Causeur. Dans Un quinquennat pour rien, vous écrivez : « La gauche comme la droite croyaient et croient toujours au mythe du musulman arraché à son déterminisme ethnique et religieux, individu désincarné, déraciné, dé-historisé dans une société libre. » C’est pourtant depuis deux siècles l’exacte définition du logiciel français !
Éric Zemmour. Vous voulez dire le logiciel républicain. Mais, contrairement à ce que croit Jean-Luc Mélenchon, l’histoire de France n’a pas commencé avec la Révolution française. La France a connu une histoire millénaire façonnée par des siècles de catholicisme, qui intégrait lui-même les influences grecques, romaines et juives. La France, c’est un peuple et une terre. Ce n’est pas une terre vierge où n’importe qui peut s’installer en faisant n’importe quoi. On peut venir d’ailleurs, mais on doit respecter les us et coutumes de son peuple, faire siens son histoire, son mode de vie, sa culture.
Donc, vous ne croyez plus à la République ? Si l’assimilation des Italiens, des Juifs et des Polonais a marché, pourquoi en irait-il différemment des immigrés musulmans ?
Pour trois raisons. La première et la plus fondamentale, c’est le nombre. Comme l’a écrit Engels, « à partir d’un certain nombre, la quantité devient une qualité ». À cela, il faut ajouter cette observation du général de Gaulle : « On assimile des individus, pas des peuples.» Or nous avons fait venir un peuple entier, qui se considère désormais comme un peuple en soi et veut pérenniser son être sur le sol français. D’ailleurs, cela ne marche pas mieux aux États-Unis. J’ai lu cet été deux livres de Samuel Huntington, Le Choc des civilisations et Qui sommes-nous ? Il explique très bien que tout au long du xixe et du xxe siècle, les États-Unis n’étaient pas beaucoup plus multiculturalistes que la France. Et beaucoup plus assimilationnistes qu’on le prétend en France. En revanche, depuis l’arrivée en masse des Mexicains qui ont hispanisé des villes entières de la Floride à la Californie, la diaspora latino est devenue un peuple dans le peuple américain. Selon Huntington, ce processus aboutira à l’horizon de cinquante ans à une nouvelle guerre de sécession entre le peuple mexicain et le peuple anglo-américain.
Le deuxième obstacle à l’assimilation des musulmans est lié à la nature même de l’islam, qui n’est pas seulement une religion, mais aussi, comme le dit Rémi Brague, un droit, une loi, une nation qui demeure absolument inassimilable. Dans l’histoire, l’islam a conquis et soumis des populations mais ne s’est jamais assimilé.

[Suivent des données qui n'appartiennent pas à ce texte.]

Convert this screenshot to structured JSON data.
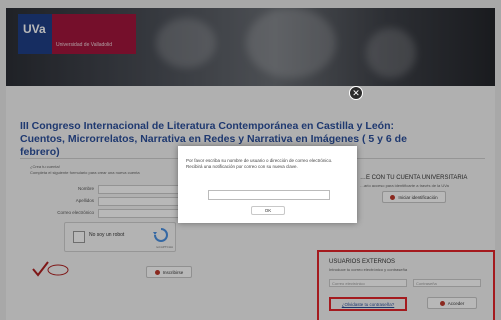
{
  "logo": {
    "short": "UVa",
    "name": "Universidad de Valladolid"
  },
  "title": "III Congreso Internacional de Literatura Contemporánea en Castilla y León: Cuentos, Microrrelatos, Narrativa en Redes y Narrativa en Imágenes ( 5 y 6 de febrero)",
  "left": {
    "heading": "¿Crea tu cuenta!",
    "subtitle": "Completa el siguiente formulario para crear una nueva cuenta",
    "fields": [
      "Nombre",
      "Apellidos",
      "Correo electrónico"
    ],
    "captcha": {
      "label": "No soy un robot",
      "brand": "reCAPTCHA"
    },
    "register_label": "Inscribirse"
  },
  "right": {
    "uni_heading": "…E CON TU CUENTA UNIVERSITARIA",
    "uni_subtitle": "…ario acceso para identificarte a través de la UVa",
    "uni_button": "Iniciar identificación",
    "ext_heading": "USUARIOS EXTERNOS",
    "ext_subtitle": "Introduce tu correo electrónico y contraseña",
    "email_placeholder": "Correo electrónico",
    "password_placeholder": "Contraseña",
    "forgot_label": "¿Olvidaste tu contraseña?",
    "login_label": "Acceder"
  },
  "modal": {
    "message": "Por favor escriba su nombre de usuario o dirección de correo electrónico. Recibirá una notificación por correo con su nueva clave.",
    "ok_label": "OK",
    "close_glyph": "✕"
  },
  "colors": {
    "accent_blue": "#2b4f9c",
    "brand_red": "#a3163c",
    "highlight": "#e3252a"
  }
}
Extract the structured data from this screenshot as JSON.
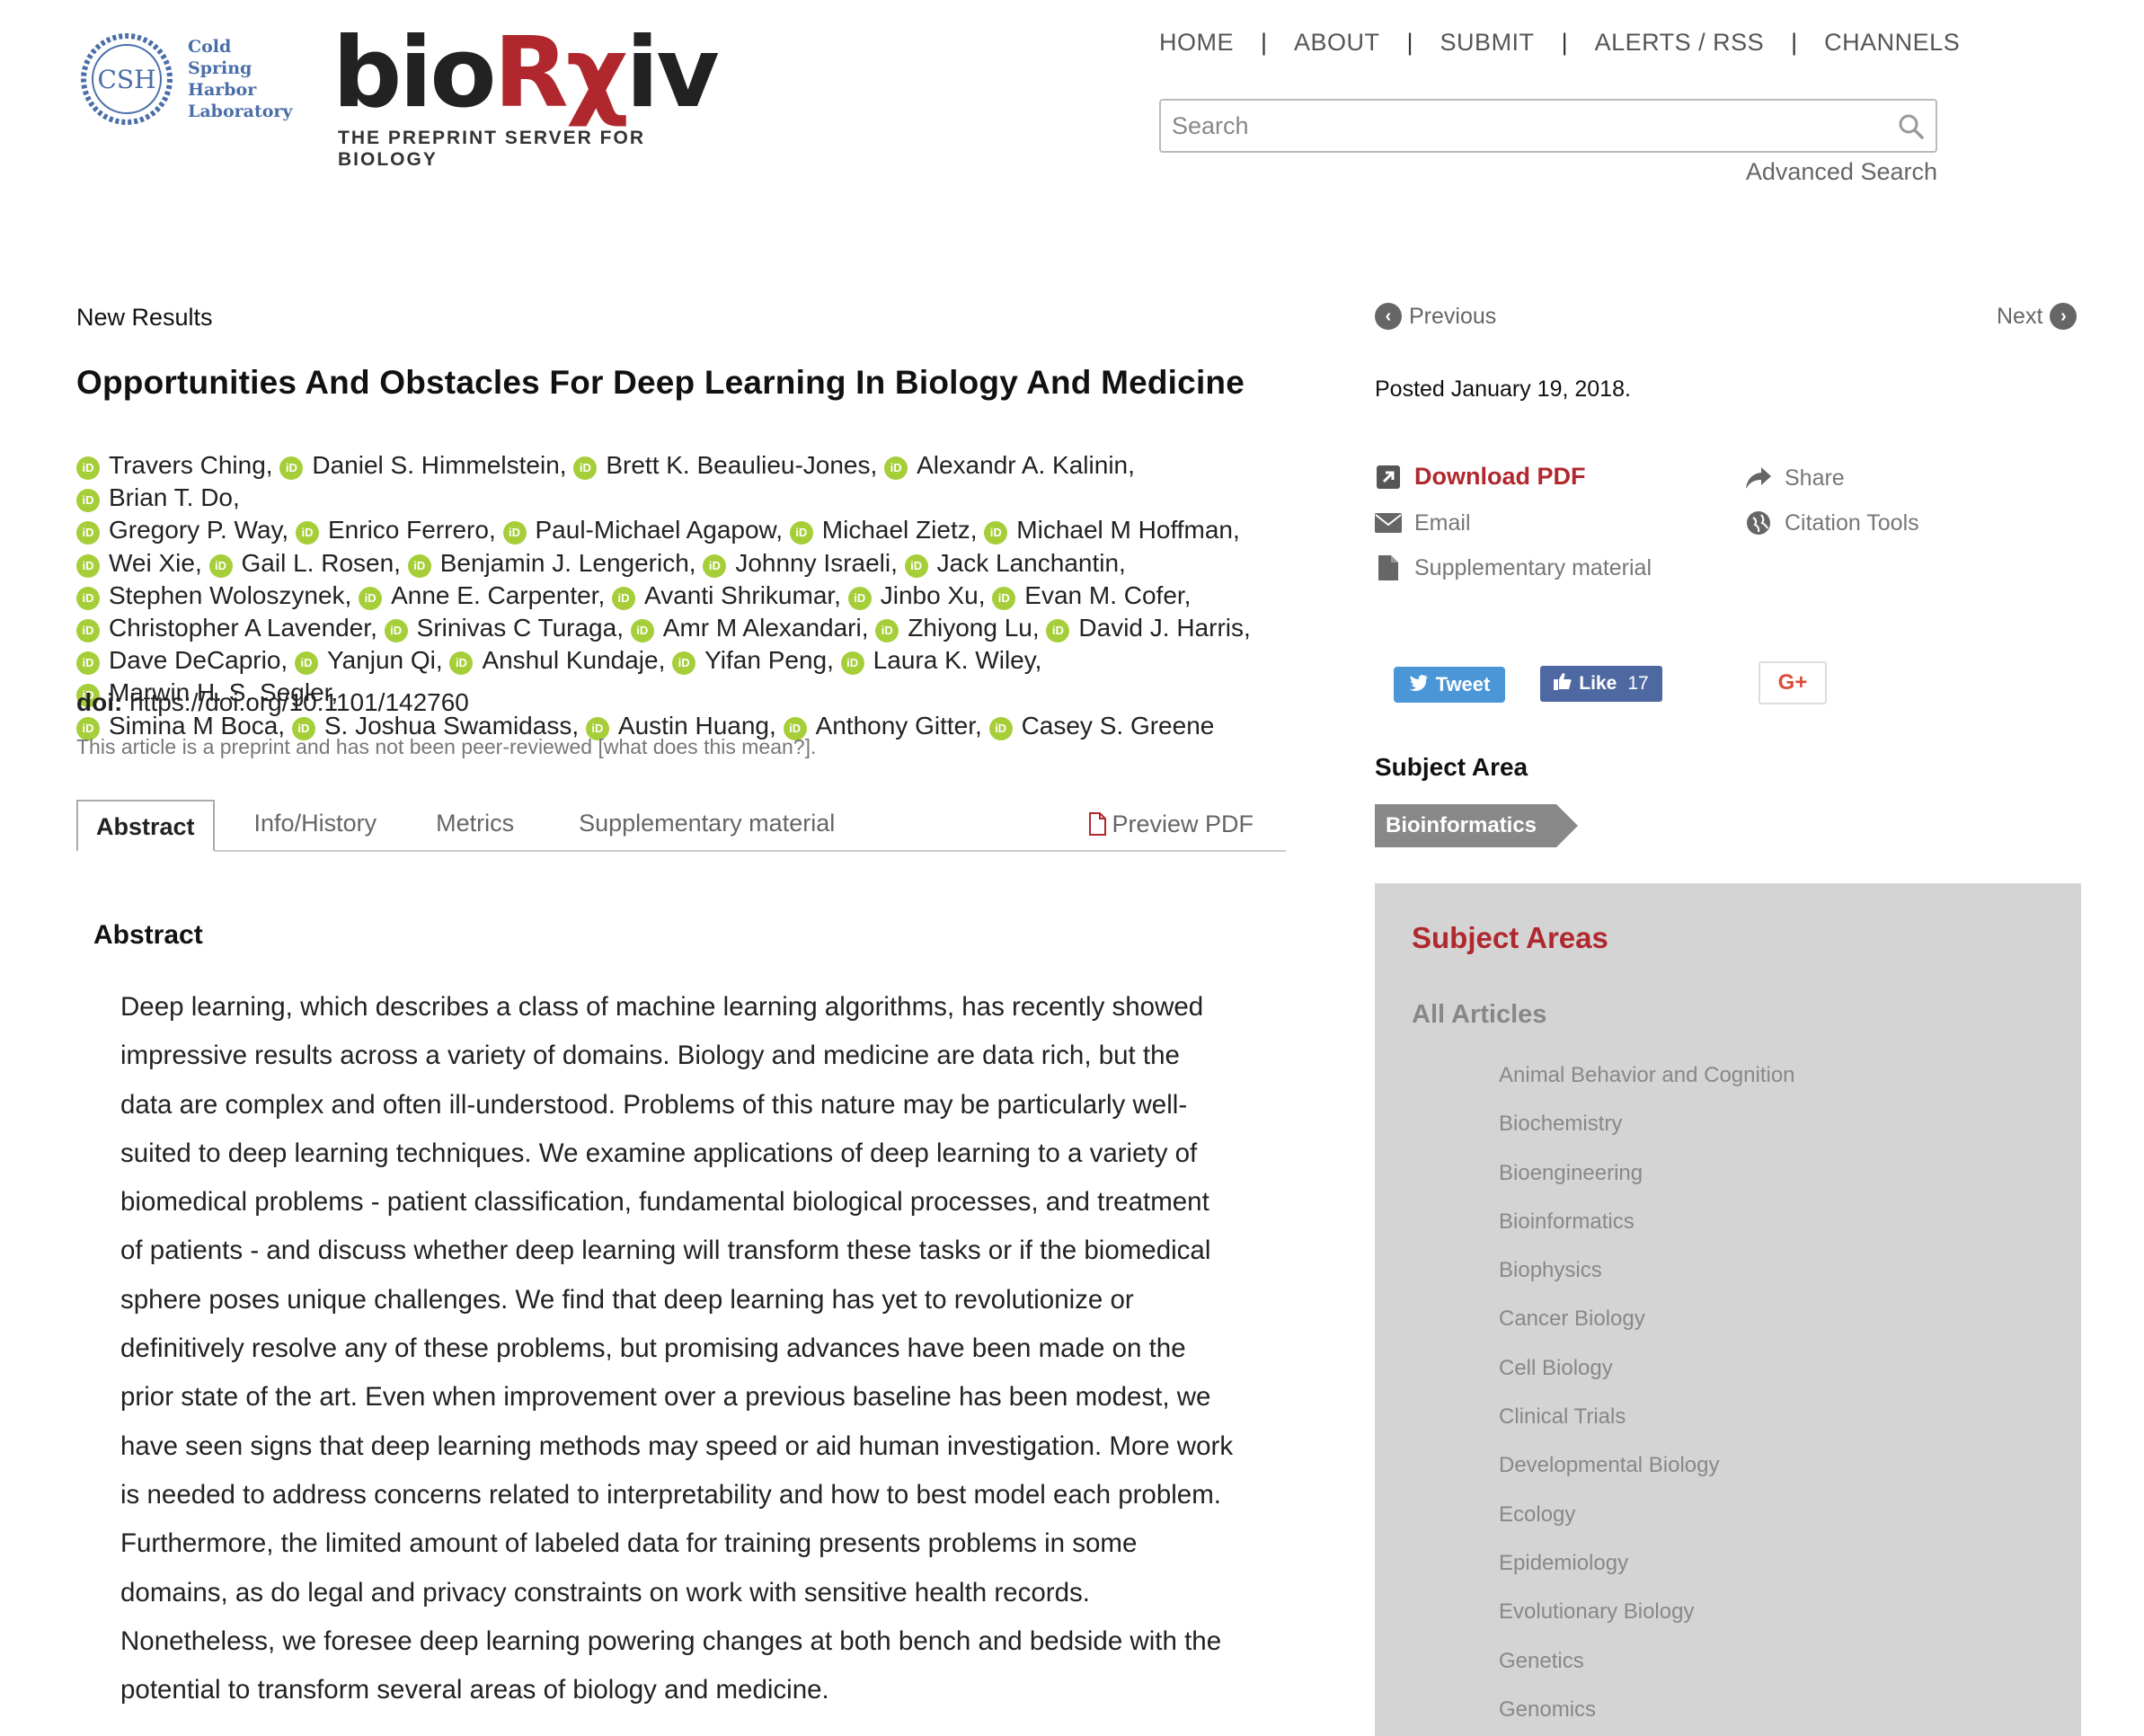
{
  "header": {
    "csh_text": [
      "Cold",
      "Spring",
      "Harbor",
      "Laboratory"
    ],
    "csh_monogram": "CSH",
    "brand_pre": "bio",
    "brand_accent": "Rχ",
    "brand_post": "iv",
    "tagline": "THE PREPRINT SERVER FOR BIOLOGY",
    "nav": [
      "HOME",
      "ABOUT",
      "SUBMIT",
      "ALERTS / RSS",
      "CHANNELS"
    ],
    "nav_separator": "|",
    "search_placeholder": "Search",
    "advanced_search": "Advanced Search",
    "icons": {
      "search": "search-icon"
    }
  },
  "article": {
    "label": "New Results",
    "title": "Opportunities And Obstacles For Deep Learning In Biology And Medicine",
    "orcid_badge": "iD",
    "authors": [
      "Travers Ching,",
      "Daniel S. Himmelstein,",
      "Brett K. Beaulieu-Jones,",
      "Alexandr A. Kalinin,",
      "Brian T. Do,",
      "Gregory P. Way,",
      "Enrico Ferrero,",
      "Paul-Michael Agapow,",
      "Michael Zietz,",
      "Michael M Hoffman,",
      "Wei Xie,",
      "Gail L. Rosen,",
      "Benjamin J. Lengerich,",
      "Johnny Israeli,",
      "Jack Lanchantin,",
      "Stephen Woloszynek,",
      "Anne E. Carpenter,",
      "Avanti Shrikumar,",
      "Jinbo Xu,",
      "Evan M. Cofer,",
      "Christopher A Lavender,",
      "Srinivas C Turaga,",
      "Amr M Alexandari,",
      "Zhiyong Lu,",
      "David J. Harris,",
      "Dave DeCaprio,",
      "Yanjun Qi,",
      "Anshul Kundaje,",
      "Yifan Peng,",
      "Laura K. Wiley,",
      "Marwin H. S. Segler,",
      "Simina M Boca,",
      "S. Joshua Swamidass,",
      "Austin Huang,",
      "Anthony Gitter,",
      "Casey S. Greene"
    ],
    "doi_label": "doi:",
    "doi_url": "https://doi.org/10.1101/142760",
    "preprint_note": "This article is a preprint and has not been peer-reviewed",
    "preprint_link": "[what does this mean?].",
    "tabs": [
      "Abstract",
      "Info/History",
      "Metrics",
      "Supplementary material"
    ],
    "preview_pdf": "Preview PDF",
    "abstract_heading": "Abstract",
    "abstract_lines": [
      "Deep learning, which describes a class of machine learning algorithms, has recently showed",
      "impressive results across a variety of domains. Biology and medicine are data rich, but the",
      "data are complex and often ill-understood. Problems of this nature may be particularly well-",
      "suited to deep learning techniques. We examine applications of deep learning to a variety of",
      "biomedical problems - patient classification, fundamental biological processes, and treatment",
      "of patients - and discuss whether deep learning will transform these tasks or if the biomedical",
      "sphere poses unique challenges. We find that deep learning has yet to revolutionize or",
      "definitively resolve any of these problems, but promising advances have been made on the",
      "prior state of the art. Even when improvement over a previous baseline has been modest, we",
      "have seen signs that deep learning methods may speed or aid human investigation. More work",
      "is needed to address concerns related to interpretability and how to best model each problem.",
      "Furthermore, the limited amount of labeled data for training presents problems in some",
      "domains, as do legal and privacy constraints on work with sensitive health records.",
      "Nonetheless, we foresee deep learning powering changes at both bench and bedside with the",
      "potential to transform several areas of biology and medicine."
    ]
  },
  "sidebar": {
    "previous": "Previous",
    "next": "Next",
    "posted": "Posted January 19, 2018.",
    "download_pdf": "Download PDF",
    "email": "Email",
    "supplementary": "Supplementary material",
    "share": "Share",
    "citation_tools": "Citation Tools",
    "tweet": "Tweet",
    "like": "Like",
    "like_count": "17",
    "gplus": "G+",
    "subject_heading": "Subject Area",
    "subject_tag": "Bioinformatics",
    "areas_heading": "Subject Areas",
    "all_articles": "All Articles",
    "areas": [
      "Animal Behavior and Cognition",
      "Biochemistry",
      "Bioengineering",
      "Bioinformatics",
      "Biophysics",
      "Cancer Biology",
      "Cell Biology",
      "Clinical Trials",
      "Developmental Biology",
      "Ecology",
      "Epidemiology",
      "Evolutionary Biology",
      "Genetics",
      "Genomics"
    ],
    "colors": {
      "brand_red": "#b0282e",
      "orcid_green": "#a6ce39",
      "twitter_blue": "#4a96d6",
      "facebook_blue": "#4e69a2",
      "panel_gray": "#d4d4d4"
    }
  }
}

Des musulmans qui s’assimilent individuellement, on en voit tous les jours…
On a surtout vu le contraire et ce, dès la conquête de l’Empire romain d’Orient : alors que dans l’Empire romain d’Occident, les Goths, les Wisigoths, les Francs se convertissaient au christianisme et adoptaient la langue latine, les Arabes imposaient à leurs conquêtes la langue arabe, l’islam et leur D’. Ils ne se sont jamais appropriés ni le D’ ni la langue de ceux qu’ils conquéraient. Et cette observation m’amène à la troisième raison de l’incapacité de l’islam à s’assimiler en France : la « salafisation ». Même dans les endroits où l’islam s’était un peu acclimaté aux conditions locales – Sénégal, Indonésie –, de nouvelles générations s’en prennent à l’islam des pères, sous l’influence des écoles coraniques financées par l’Arabie saoudite. Pour eux, salafiser c’est ré-islamiser, puisque le salafisme, c’est l’islam pur pour les purs.

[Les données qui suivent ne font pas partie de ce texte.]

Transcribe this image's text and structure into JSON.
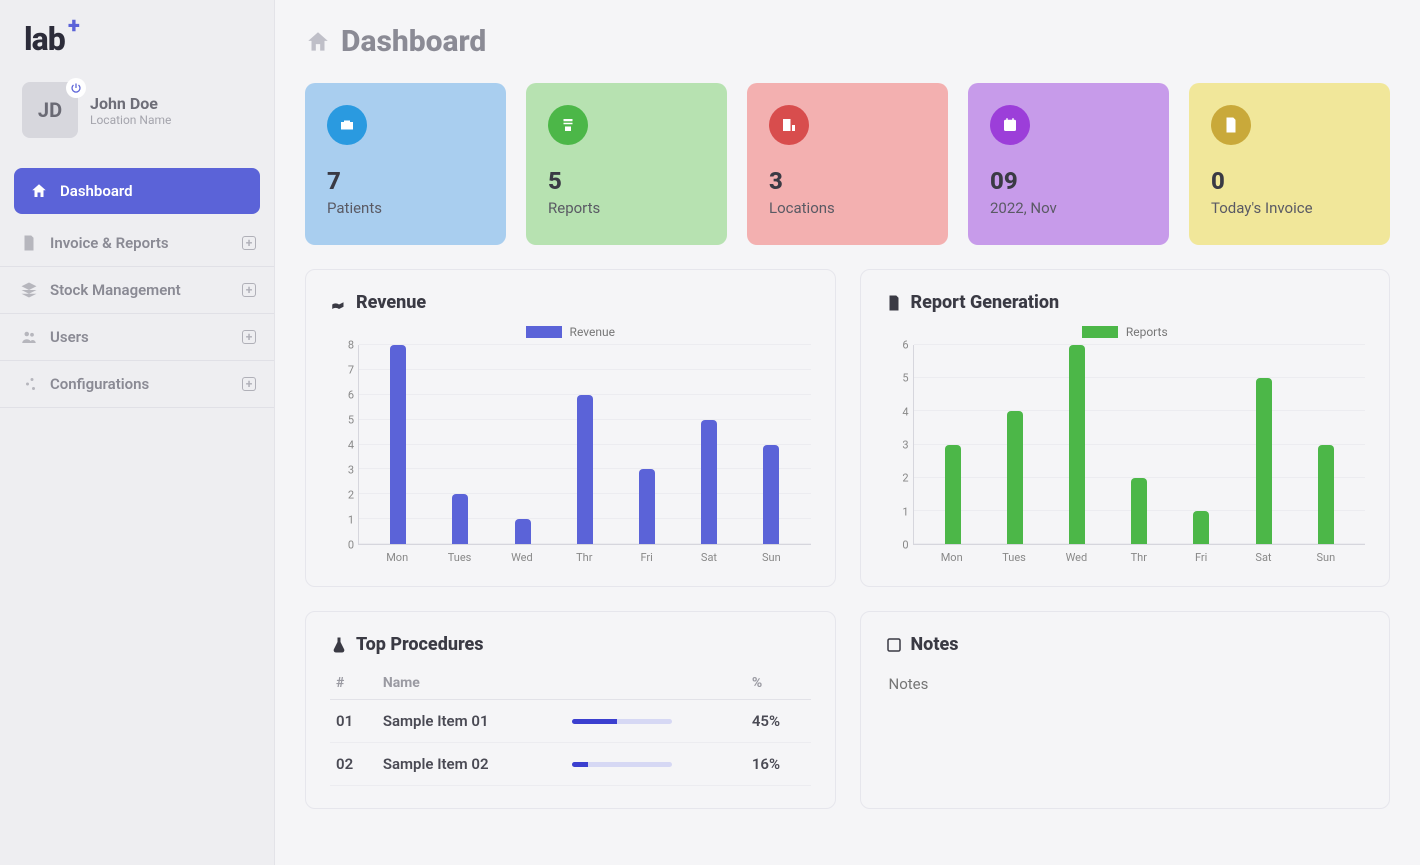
{
  "logo": {
    "text": "lab",
    "plus": "+"
  },
  "user": {
    "initials": "JD",
    "name": "John Doe",
    "location": "Location Name"
  },
  "page": {
    "title": "Dashboard"
  },
  "sidebar": {
    "items": [
      {
        "label": "Dashboard"
      },
      {
        "label": "Invoice & Reports"
      },
      {
        "label": "Stock Management"
      },
      {
        "label": "Users"
      },
      {
        "label": "Configurations"
      }
    ]
  },
  "kpis": [
    {
      "value": "7",
      "label": "Patients",
      "color": "blue"
    },
    {
      "value": "5",
      "label": "Reports",
      "color": "green"
    },
    {
      "value": "3",
      "label": "Locations",
      "color": "red"
    },
    {
      "value": "09",
      "label": "2022, Nov",
      "color": "purple"
    },
    {
      "value": "0",
      "label": "Today's Invoice",
      "color": "yellow"
    }
  ],
  "revenue": {
    "title": "Revenue",
    "legend": "Revenue",
    "color": "#5b63d8"
  },
  "reports": {
    "title": "Report Generation",
    "legend": "Reports",
    "color": "#4cb748"
  },
  "procedures": {
    "title": "Top Procedures",
    "headers": {
      "idx": "#",
      "name": "Name",
      "pct": "%"
    },
    "rows": [
      {
        "idx": "01",
        "name": "Sample Item 01",
        "pct": "45%",
        "pct_n": 45
      },
      {
        "idx": "02",
        "name": "Sample Item 02",
        "pct": "16%",
        "pct_n": 16
      }
    ]
  },
  "notes": {
    "title": "Notes",
    "placeholder": "Notes"
  },
  "chart_data": [
    {
      "type": "bar",
      "title": "Revenue",
      "categories": [
        "Mon",
        "Tues",
        "Wed",
        "Thr",
        "Fri",
        "Sat",
        "Sun"
      ],
      "series": [
        {
          "name": "Revenue",
          "values": [
            8,
            2,
            1,
            6,
            3,
            5,
            4
          ],
          "color": "#5b63d8"
        }
      ],
      "ylim": [
        0,
        8
      ],
      "yticks": [
        0,
        1,
        2,
        3,
        4,
        5,
        6,
        7,
        8
      ],
      "xlabel": "",
      "ylabel": ""
    },
    {
      "type": "bar",
      "title": "Report Generation",
      "categories": [
        "Mon",
        "Tues",
        "Wed",
        "Thr",
        "Fri",
        "Sat",
        "Sun"
      ],
      "series": [
        {
          "name": "Reports",
          "values": [
            3,
            4,
            6,
            2,
            1,
            5,
            3
          ],
          "color": "#4cb748"
        }
      ],
      "ylim": [
        0,
        6
      ],
      "yticks": [
        0,
        1,
        2,
        3,
        4,
        5,
        6
      ],
      "xlabel": "",
      "ylabel": ""
    }
  ]
}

Nous sommes d’accord avec vous sur l’observation du présent. Mais pour vous, l’avenir ne peut pas s’éloigner de ce présent. Si le judaïsme, poussé par l’exil, s’est mis à se « chamailler » et à interpréter ses textes sacrés pour trouver le moyen de s’adapter à une nouvelle réalité, pourquoi l’islam en serait-il incapable ?
L’islam affirme le Coran incréé, parole divine absolue directement transmise aux hommes, sans intermédiaire, d’où le refus de l’interprétation, de l’exégèse. Et il se trouve que les nouvelles générations, nées sur notre sol, et de nationalité française, croient cela de plus en plus massivement et de plus en plus fanatiquement. Une majorité de jeunes musulmans, si on se fie à la dernière étude de l’institut Montaigne, pensent que le Coran et les dits prophétiques doivent être appliqués à la lettre et qu’ils s’imposent à la République. Ils ne veulent pas « tordre » le texte comme l’ont fait les Juifs pour l’adapter aux mœurs et coutumes françaises.
Mais du point de vue qui est le nôtre, le Coran est une création historique, son caractère incréé aussi. On a parfois l’impression que vous finissez par y croire, que le Coran est incréé !
Ce que je crois n’a aucune importance.
Et puis, si les musulmans ne veulent pas « tordre » leur texte, c’est peut-être parce qu’on ne le leur a jamais clairement demandé. On pourrait au moins essayer avec eux ce qui a marché en 1806 avec les Juifs.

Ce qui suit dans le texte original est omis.